C'est un beau défaut de pousser la générosité et la confiance jusqu'à l'extrême et la liberté est une si belle et si bonne chose qu'il répugne aux esprits vraiment libéraux de la restreindre en quelque matière que ce soit ; aussi avons-nous vu de tout temps des hommes à larges aspirations méconnaître sous cette préoccupation exclusive les nécessités les plus impérieuses du gouvernement, mais on a vu toujours aussi ces mêmes hommes, dès le jour où, arrivés au pouvoir, ils se trouvaient aux prises avec les difficultés réelles et se sentaient le poids d'une responsabilité immense, abandonner des théories trop absolues pour se rendre à la loi impérieuse des faits.

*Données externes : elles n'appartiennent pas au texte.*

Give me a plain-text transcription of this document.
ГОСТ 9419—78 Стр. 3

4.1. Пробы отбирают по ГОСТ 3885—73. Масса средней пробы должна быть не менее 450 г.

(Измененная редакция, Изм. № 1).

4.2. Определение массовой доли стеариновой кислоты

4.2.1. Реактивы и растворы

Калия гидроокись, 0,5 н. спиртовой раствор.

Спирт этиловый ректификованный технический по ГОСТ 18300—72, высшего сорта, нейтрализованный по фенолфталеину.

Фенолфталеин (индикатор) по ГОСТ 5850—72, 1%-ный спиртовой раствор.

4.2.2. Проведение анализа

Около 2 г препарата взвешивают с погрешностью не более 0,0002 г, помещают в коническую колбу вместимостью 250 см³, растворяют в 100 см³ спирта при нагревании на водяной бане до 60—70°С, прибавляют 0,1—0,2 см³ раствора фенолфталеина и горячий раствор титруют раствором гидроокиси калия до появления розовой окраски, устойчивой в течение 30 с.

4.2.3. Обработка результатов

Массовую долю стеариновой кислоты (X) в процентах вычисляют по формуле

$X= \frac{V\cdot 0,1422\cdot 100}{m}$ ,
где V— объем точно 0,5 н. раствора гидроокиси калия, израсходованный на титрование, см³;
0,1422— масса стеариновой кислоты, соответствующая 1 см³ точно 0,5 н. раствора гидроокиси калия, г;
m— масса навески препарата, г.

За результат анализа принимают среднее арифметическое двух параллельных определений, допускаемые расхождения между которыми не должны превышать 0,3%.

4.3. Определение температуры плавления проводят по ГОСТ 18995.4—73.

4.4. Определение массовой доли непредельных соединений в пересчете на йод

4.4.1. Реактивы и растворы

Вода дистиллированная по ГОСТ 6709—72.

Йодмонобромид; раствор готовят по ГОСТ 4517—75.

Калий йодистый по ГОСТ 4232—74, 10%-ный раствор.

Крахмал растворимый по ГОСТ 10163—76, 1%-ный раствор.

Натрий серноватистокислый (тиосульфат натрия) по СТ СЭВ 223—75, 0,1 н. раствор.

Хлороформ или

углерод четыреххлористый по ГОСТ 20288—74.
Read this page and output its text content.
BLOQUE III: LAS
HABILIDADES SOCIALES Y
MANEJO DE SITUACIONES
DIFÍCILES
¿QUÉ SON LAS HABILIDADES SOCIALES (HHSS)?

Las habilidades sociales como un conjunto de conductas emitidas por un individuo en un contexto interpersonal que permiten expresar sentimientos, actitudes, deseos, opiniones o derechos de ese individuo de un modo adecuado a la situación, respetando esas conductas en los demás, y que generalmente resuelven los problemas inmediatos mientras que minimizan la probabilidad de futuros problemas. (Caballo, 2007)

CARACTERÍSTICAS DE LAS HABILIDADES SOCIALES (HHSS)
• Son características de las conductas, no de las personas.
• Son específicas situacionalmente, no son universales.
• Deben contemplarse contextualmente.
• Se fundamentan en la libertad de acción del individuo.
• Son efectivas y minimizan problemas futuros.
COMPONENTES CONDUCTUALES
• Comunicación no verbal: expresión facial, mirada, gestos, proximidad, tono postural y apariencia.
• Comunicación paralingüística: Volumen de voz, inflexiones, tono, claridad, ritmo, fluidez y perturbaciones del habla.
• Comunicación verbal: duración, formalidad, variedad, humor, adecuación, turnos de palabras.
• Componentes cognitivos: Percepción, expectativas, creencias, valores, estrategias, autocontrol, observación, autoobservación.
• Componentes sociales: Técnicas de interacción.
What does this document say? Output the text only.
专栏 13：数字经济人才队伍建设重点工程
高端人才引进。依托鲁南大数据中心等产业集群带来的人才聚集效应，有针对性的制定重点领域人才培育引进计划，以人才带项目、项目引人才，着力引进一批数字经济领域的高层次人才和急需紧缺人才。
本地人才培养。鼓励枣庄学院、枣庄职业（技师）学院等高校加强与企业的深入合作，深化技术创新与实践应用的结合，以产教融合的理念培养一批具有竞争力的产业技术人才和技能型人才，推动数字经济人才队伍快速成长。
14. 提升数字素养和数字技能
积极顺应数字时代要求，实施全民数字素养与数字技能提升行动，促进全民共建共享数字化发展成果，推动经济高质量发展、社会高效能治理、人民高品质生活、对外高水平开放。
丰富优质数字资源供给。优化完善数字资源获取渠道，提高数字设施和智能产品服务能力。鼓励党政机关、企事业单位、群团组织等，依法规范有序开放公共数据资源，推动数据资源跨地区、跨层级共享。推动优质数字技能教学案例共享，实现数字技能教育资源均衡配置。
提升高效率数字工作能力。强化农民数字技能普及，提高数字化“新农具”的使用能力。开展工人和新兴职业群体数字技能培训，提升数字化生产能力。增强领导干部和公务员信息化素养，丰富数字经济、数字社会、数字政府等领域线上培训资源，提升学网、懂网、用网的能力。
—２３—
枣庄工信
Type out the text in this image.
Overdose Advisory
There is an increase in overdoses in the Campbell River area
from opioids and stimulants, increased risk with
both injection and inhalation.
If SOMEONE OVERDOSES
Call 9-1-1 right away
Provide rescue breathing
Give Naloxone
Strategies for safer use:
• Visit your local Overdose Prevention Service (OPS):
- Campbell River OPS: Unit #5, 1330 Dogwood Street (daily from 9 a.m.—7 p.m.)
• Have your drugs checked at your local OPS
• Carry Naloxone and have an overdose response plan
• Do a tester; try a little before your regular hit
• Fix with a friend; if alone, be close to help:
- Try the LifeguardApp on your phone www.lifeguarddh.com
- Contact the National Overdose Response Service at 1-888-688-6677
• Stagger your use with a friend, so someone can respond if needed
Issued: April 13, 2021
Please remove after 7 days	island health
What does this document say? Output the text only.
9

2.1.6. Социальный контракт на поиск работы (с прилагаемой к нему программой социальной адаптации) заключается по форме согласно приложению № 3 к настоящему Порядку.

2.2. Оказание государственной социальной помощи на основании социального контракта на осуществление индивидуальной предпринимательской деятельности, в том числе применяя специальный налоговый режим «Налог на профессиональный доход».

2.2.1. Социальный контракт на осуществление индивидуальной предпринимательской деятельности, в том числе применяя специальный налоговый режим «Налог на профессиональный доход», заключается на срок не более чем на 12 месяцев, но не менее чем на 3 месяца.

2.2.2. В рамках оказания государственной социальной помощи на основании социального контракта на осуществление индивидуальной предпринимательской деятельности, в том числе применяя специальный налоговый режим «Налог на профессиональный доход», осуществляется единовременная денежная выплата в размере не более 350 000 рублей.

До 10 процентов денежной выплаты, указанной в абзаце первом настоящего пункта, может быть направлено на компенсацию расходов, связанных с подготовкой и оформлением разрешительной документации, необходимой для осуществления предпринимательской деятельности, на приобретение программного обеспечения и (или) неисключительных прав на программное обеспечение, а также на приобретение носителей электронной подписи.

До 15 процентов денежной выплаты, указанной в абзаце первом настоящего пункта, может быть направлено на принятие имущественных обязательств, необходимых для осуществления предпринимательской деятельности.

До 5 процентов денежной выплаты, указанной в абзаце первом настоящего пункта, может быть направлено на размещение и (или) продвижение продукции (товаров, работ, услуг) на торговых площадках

J'engage mon honorable adversaire à consulter les premières discussions qui eurent lieu dans cette Chambre sur la matière qui nous occupe, ils trouveront les noms les plus respectés dans l'opinion libérale offrir la preuve de ces métamorphoses auxquelles n'échapperont pas eux-mêmes, je le leur prédis, ceux d'entre eux qui sont destinés à gouverner un jour.

Ils n'y échapperont pas, parce que tous les hommes politique, qui participent au gouvernement subissent les nécessités en dehors desquelles il n'y a pas de gouvernement possible, et que l'une de ses nécessités est de veiller à la sûreté publique et d'obéir aux lois qui régissent les rapports internationaux.

On a, messieurs, parlé de ce qu'exigent de nous nos institutions libérales, et l'honorable M. Van Humbeeck nous a rappelé qu'en fait de libertés nous avions toujours marché à la tête des nations ; mais n'est-ce pas pour cela précisément que nous n'avons, en fait de gouvernement, à redouter la censure de personne ?

Nous avons, en effet, devancé l'Europe entière dans la pratique de la liberté, et lorsqu'un illustre président de cette assemblée répondit un jour à ceux qui prétendaient nous émanciper : La liberté, pour faire le tour du monde, n'a pas besoin de passer par chez nous ! Cette parole trouva un écho unanime dans la conscience du pays.

Aujourd'hui comme alors, la liberté pour tous règne en Belgique et ses droits souverains n'y sont contestés par personne. Plus qu'ailleurs, les aspirations vers tous les progrès que réclame le développement des institutions libérales y sont vives et sincères, mais notre race possède, a un plus haut degré que d'autres, cette prudence innée qui fait résister aux entraînements irréfléchis et aux conseils intéressés.

Nous avons vu ailleurs comment les factions s'enivrent de la liberté lorsque enrichies des dépouilles d'un gouvernement sans force et sans prestige, elles parviennent à régner un seul jour ; et nous avons vu aussi, au milieu de cet enivrement, les intérêts s'alarmer, la réaction arriver sur l'aile de la peur, et la société elle-même immoler à sa sécurité, cette liberté, la veille encore si enviée.

La tempête, alors, n'a pas su nous ébranler, et c'est la vraie liberté, celle que nous cultivons depuis 30 ans, la liberté, sœur de l'ordre et mère de la sécurité, qui nous a sauvés de cette autre liberté farouche et échevelée qui nous conviait à ses saturnales.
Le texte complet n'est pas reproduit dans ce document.